Recipe note: If you prefer salted butter, add ¼ tsp of pickling salt — also called “canning and pickling salt” — for every 4oz of butter before shaping it.
Photo note: Other than the cover image of the book, each of the images here are photos by Peter Cassidy and can be found in Forgotten Skills of Cooking.
Darina Allen (2010)
Forgotten Skills of Cooking: The Time-Honored Ways are the Best — Over 700 Recipes Show You Why
600 pages (hardback)
Kyle Books
ISBN: 1906868069
$40.00
Goes well with:
- Darina Allen is an acclaimed teaching instructor at Ballymaloe Cookery School in County Cork. Every country, I suppose, could claim it has a local Julia Child — but most agree that Mrs. Allen is undoubtedly Ireland’s.
- Erik Ellestad writes about food and drink at Underhill-Lounge where he famously has been recreating drinks recipes from the the Savoy Cocktail Book “starting at the first, Abbey, and ending at the last, Zed.” At last check, he was one drink away from completion. Mind the anomie, Erik.
- Rick Stutz writes about cocktails, heavy on the homemade ingredients, and with a perceptible tiki bias at Kaiser Penguin.

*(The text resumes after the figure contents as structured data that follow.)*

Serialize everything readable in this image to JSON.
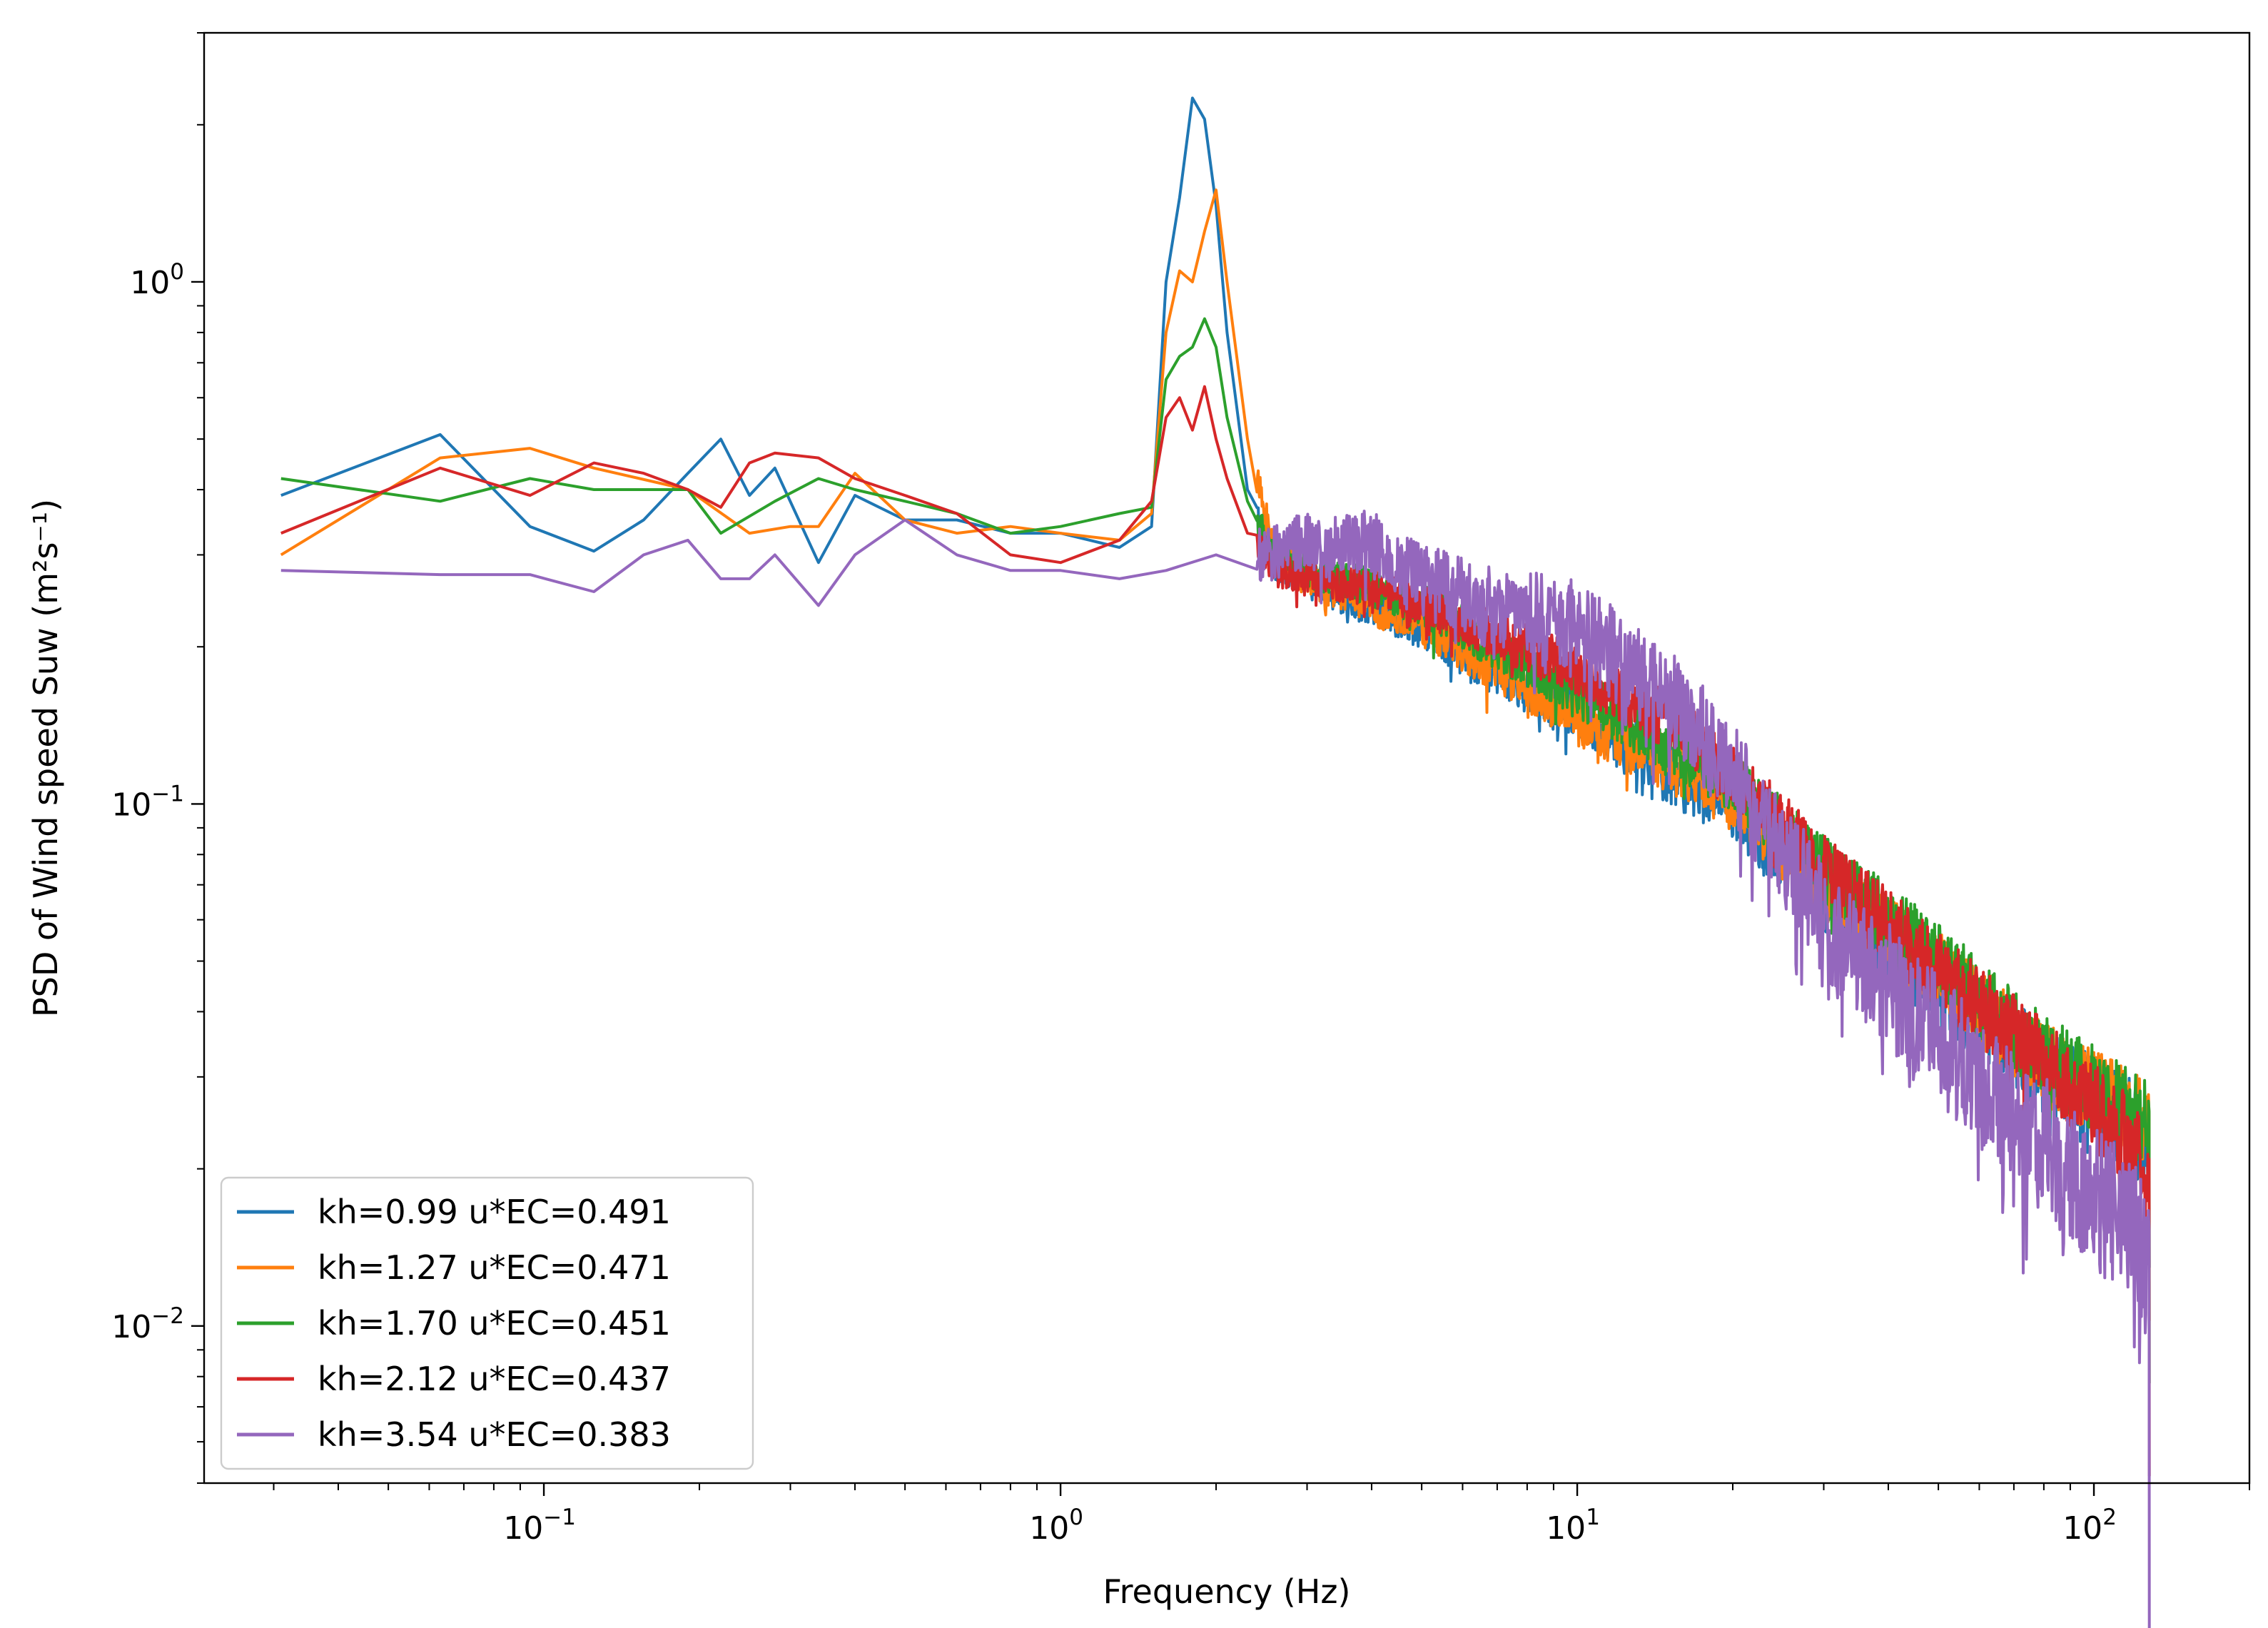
{
  "chart_data": {
    "type": "line",
    "title": "",
    "xlabel": "Frequency (Hz)",
    "ylabel": "PSD of Wind speed Suw (m²s⁻¹)",
    "xscale": "log",
    "yscale": "log",
    "xlim": [
      0.022,
      200
    ],
    "ylim": [
      0.005,
      3.0
    ],
    "grid": false,
    "legend_position": "lower-left",
    "x_ticks": [
      {
        "value": 0.1,
        "mantissa": "10",
        "exponent": "−1"
      },
      {
        "value": 1,
        "mantissa": "10",
        "exponent": "0"
      },
      {
        "value": 10,
        "mantissa": "10",
        "exponent": "1"
      },
      {
        "value": 100,
        "mantissa": "10",
        "exponent": "2"
      }
    ],
    "y_ticks": [
      {
        "value": 0.01,
        "mantissa": "10",
        "exponent": "−2"
      },
      {
        "value": 0.1,
        "mantissa": "10",
        "exponent": "−1"
      },
      {
        "value": 1,
        "mantissa": "10",
        "exponent": "0"
      }
    ],
    "series": [
      {
        "name": "kh=0.99 u*EC=0.491",
        "color": "#1f77b4",
        "points": [
          [
            0.031,
            0.39
          ],
          [
            0.063,
            0.51
          ],
          [
            0.094,
            0.34
          ],
          [
            0.125,
            0.305
          ],
          [
            0.156,
            0.35
          ],
          [
            0.19,
            0.43
          ],
          [
            0.22,
            0.5
          ],
          [
            0.25,
            0.39
          ],
          [
            0.28,
            0.44
          ],
          [
            0.34,
            0.29
          ],
          [
            0.4,
            0.39
          ],
          [
            0.5,
            0.35
          ],
          [
            0.63,
            0.35
          ],
          [
            0.8,
            0.33
          ],
          [
            1.0,
            0.33
          ],
          [
            1.3,
            0.31
          ],
          [
            1.5,
            0.34
          ],
          [
            1.6,
            1.0
          ],
          [
            1.7,
            1.45
          ],
          [
            1.8,
            2.25
          ],
          [
            1.9,
            2.05
          ],
          [
            2.0,
            1.4
          ],
          [
            2.1,
            0.8
          ],
          [
            2.3,
            0.4
          ],
          [
            2.6,
            0.29
          ],
          [
            3.0,
            0.27
          ],
          [
            4.0,
            0.24
          ],
          [
            5.0,
            0.22
          ],
          [
            7.0,
            0.18
          ],
          [
            10.0,
            0.15
          ],
          [
            15.0,
            0.115
          ],
          [
            20.0,
            0.1
          ],
          [
            30.0,
            0.066
          ],
          [
            50.0,
            0.045
          ],
          [
            80.0,
            0.031
          ],
          [
            128.0,
            0.023
          ]
        ],
        "noise": 0.55,
        "drop": 0.05
      },
      {
        "name": "kh=1.27 u*EC=0.471",
        "color": "#ff7f0e",
        "points": [
          [
            0.031,
            0.3
          ],
          [
            0.063,
            0.46
          ],
          [
            0.094,
            0.48
          ],
          [
            0.125,
            0.44
          ],
          [
            0.19,
            0.4
          ],
          [
            0.25,
            0.33
          ],
          [
            0.3,
            0.34
          ],
          [
            0.34,
            0.34
          ],
          [
            0.4,
            0.43
          ],
          [
            0.5,
            0.35
          ],
          [
            0.63,
            0.33
          ],
          [
            0.8,
            0.34
          ],
          [
            1.0,
            0.33
          ],
          [
            1.3,
            0.32
          ],
          [
            1.5,
            0.36
          ],
          [
            1.6,
            0.8
          ],
          [
            1.7,
            1.05
          ],
          [
            1.8,
            1.0
          ],
          [
            1.9,
            1.25
          ],
          [
            2.0,
            1.5
          ],
          [
            2.1,
            1.0
          ],
          [
            2.3,
            0.5
          ],
          [
            2.6,
            0.3
          ],
          [
            3.0,
            0.27
          ],
          [
            4.0,
            0.24
          ],
          [
            5.0,
            0.22
          ],
          [
            7.0,
            0.18
          ],
          [
            10.0,
            0.145
          ],
          [
            15.0,
            0.12
          ],
          [
            20.0,
            0.102
          ],
          [
            30.0,
            0.07
          ],
          [
            50.0,
            0.048
          ],
          [
            80.0,
            0.032
          ],
          [
            128.0,
            0.024
          ]
        ],
        "noise": 0.5,
        "drop": 0.05
      },
      {
        "name": "kh=1.70 u*EC=0.451",
        "color": "#2ca02c",
        "points": [
          [
            0.031,
            0.42
          ],
          [
            0.063,
            0.38
          ],
          [
            0.094,
            0.42
          ],
          [
            0.125,
            0.4
          ],
          [
            0.19,
            0.4
          ],
          [
            0.22,
            0.33
          ],
          [
            0.28,
            0.38
          ],
          [
            0.34,
            0.42
          ],
          [
            0.4,
            0.4
          ],
          [
            0.5,
            0.38
          ],
          [
            0.63,
            0.36
          ],
          [
            0.8,
            0.33
          ],
          [
            1.0,
            0.34
          ],
          [
            1.3,
            0.36
          ],
          [
            1.5,
            0.37
          ],
          [
            1.6,
            0.65
          ],
          [
            1.7,
            0.72
          ],
          [
            1.8,
            0.75
          ],
          [
            1.9,
            0.85
          ],
          [
            2.0,
            0.75
          ],
          [
            2.1,
            0.55
          ],
          [
            2.3,
            0.38
          ],
          [
            2.6,
            0.3
          ],
          [
            3.0,
            0.28
          ],
          [
            4.0,
            0.26
          ],
          [
            5.0,
            0.24
          ],
          [
            7.0,
            0.2
          ],
          [
            10.0,
            0.165
          ],
          [
            15.0,
            0.13
          ],
          [
            20.0,
            0.11
          ],
          [
            30.0,
            0.075
          ],
          [
            50.0,
            0.05
          ],
          [
            80.0,
            0.033
          ],
          [
            128.0,
            0.024
          ]
        ],
        "noise": 0.5,
        "drop": 0.05
      },
      {
        "name": "kh=2.12 u*EC=0.437",
        "color": "#d62728",
        "points": [
          [
            0.031,
            0.33
          ],
          [
            0.063,
            0.44
          ],
          [
            0.094,
            0.39
          ],
          [
            0.125,
            0.45
          ],
          [
            0.156,
            0.43
          ],
          [
            0.19,
            0.4
          ],
          [
            0.22,
            0.37
          ],
          [
            0.25,
            0.45
          ],
          [
            0.28,
            0.47
          ],
          [
            0.34,
            0.46
          ],
          [
            0.4,
            0.42
          ],
          [
            0.5,
            0.39
          ],
          [
            0.63,
            0.36
          ],
          [
            0.8,
            0.3
          ],
          [
            1.0,
            0.29
          ],
          [
            1.3,
            0.32
          ],
          [
            1.5,
            0.38
          ],
          [
            1.6,
            0.55
          ],
          [
            1.7,
            0.6
          ],
          [
            1.8,
            0.52
          ],
          [
            1.9,
            0.63
          ],
          [
            2.0,
            0.5
          ],
          [
            2.1,
            0.42
          ],
          [
            2.3,
            0.33
          ],
          [
            2.6,
            0.28
          ],
          [
            3.0,
            0.27
          ],
          [
            4.0,
            0.26
          ],
          [
            5.0,
            0.24
          ],
          [
            7.0,
            0.21
          ],
          [
            10.0,
            0.18
          ],
          [
            15.0,
            0.145
          ],
          [
            20.0,
            0.115
          ],
          [
            30.0,
            0.075
          ],
          [
            50.0,
            0.048
          ],
          [
            80.0,
            0.032
          ],
          [
            128.0,
            0.021
          ]
        ],
        "noise": 0.5,
        "drop": 0.05
      },
      {
        "name": "kh=3.54 u*EC=0.383",
        "color": "#9467bd",
        "points": [
          [
            0.031,
            0.28
          ],
          [
            0.063,
            0.275
          ],
          [
            0.094,
            0.275
          ],
          [
            0.125,
            0.255
          ],
          [
            0.156,
            0.3
          ],
          [
            0.19,
            0.32
          ],
          [
            0.22,
            0.27
          ],
          [
            0.25,
            0.27
          ],
          [
            0.28,
            0.3
          ],
          [
            0.34,
            0.24
          ],
          [
            0.4,
            0.3
          ],
          [
            0.5,
            0.35
          ],
          [
            0.63,
            0.3
          ],
          [
            0.8,
            0.28
          ],
          [
            1.0,
            0.28
          ],
          [
            1.3,
            0.27
          ],
          [
            1.6,
            0.28
          ],
          [
            2.0,
            0.3
          ],
          [
            2.5,
            0.3
          ],
          [
            3.0,
            0.32
          ],
          [
            4.0,
            0.32
          ],
          [
            5.0,
            0.27
          ],
          [
            7.0,
            0.24
          ],
          [
            10.0,
            0.22
          ],
          [
            15.0,
            0.16
          ],
          [
            20.0,
            0.115
          ],
          [
            30.0,
            0.06
          ],
          [
            50.0,
            0.036
          ],
          [
            80.0,
            0.022
          ],
          [
            128.0,
            0.014
          ]
        ],
        "noise": 0.85,
        "drop": 0.1
      }
    ]
  }
}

- Morton’s sells 4lb boxes of canning and pickling salt with no iodine or free-flowing agents. Me? I’d go with some finely ground sea salt.
- Mrs. Allen does not cover making one's own whiskey. I do.
Wow. That book was on the list of books to get this year. It just shot to the top.
ReplyDeleteIt doesn't disappoint. I don't know that it will gain the popularity that "The New Basics" did, but it certainly deserves to.